Demographic Factor

An individual’s ability to achieve good health is affected by age, race, ethnicity, social class, occupation, marital status, health literacy etc. There is a correlation between poverty and education and the most educated are the least impoverished . The number of adults without high school diploma or equivalent die before 65 are 3 times greater than that of those with a college degree. (AMA) In fact health statues is dictated by the three essential factors such as education, wealth and occupation. Higher education leads to better occupations, which in turn leads to greater wealth, social status, and better health care seeking behaviors.

Unemployment, loosing job and reduction in the working hours prevent people from seeking healthcare services. When people loose employer sponsored health insurance they are less likely to go for routine follow up and continue treatment as needed. Even though they seek medical care they may not be able to pay their medical bills. They postpone medical care and go without prescription medications for months and years. As they need to make decision between daily living and purchasing medication, they choose the former one. Lack of follow up visits and inaccessibility of medications lead to deterioration in health.

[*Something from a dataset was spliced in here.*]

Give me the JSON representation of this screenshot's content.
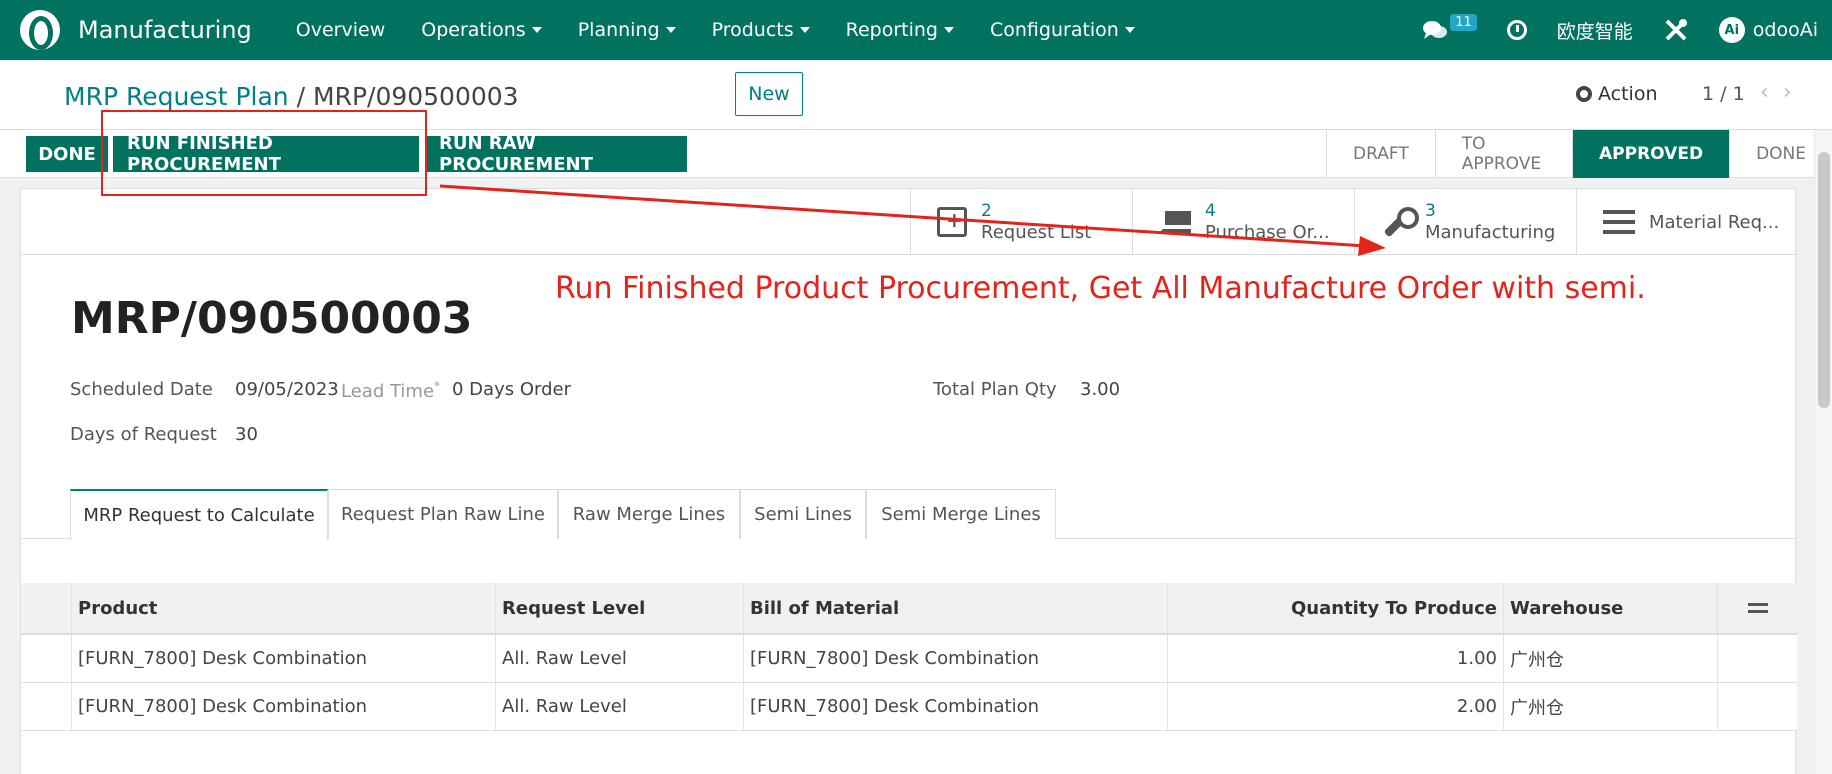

Lack of transportation is another financial barrier among low income people to keep physician appointment and seeking healthcare in time. This leads to a huge number of people seeking medical care through emergency room hospital services and can impact health care services negatively. Poor people usually lives in downgraded communities that are deficient in health resources and have an atmosphere that is not favorable to better health. Those living in neighborhoods viewed as unsafe are less likely to engage in preventive physical activity . Children raised in such unsafe and toxic neighborhood adversely affect their overall health.

Those children are most likely to engage in risky health behaviors resulting in life-threatening disorders. Their parents are unable to provide sufficient time and resources and unable to engage them in extracurricular activities. People from low socioeconomic status are usually engaged in low wage and high risk jobs and are susceptible to various kinds of illness. The mental health of those living in poor and hyper segregated community (including feelings of powerlessness, anxiety, and depression) lead to unhealthy risk-taking behaviors and poor coping mechanisms that may contribute to illness.

Those that have mental illness are more likely to be untreated and they suffer a greater loss to their overall health and productivity. Limited health literacy extremely effects individuals from minority groups and lower socioeconomic status. The cost of limited health literacy to the nation’s economy is huge, and the indirect cost includes more chronic illness and disability, lost wages and a poorer quality of life.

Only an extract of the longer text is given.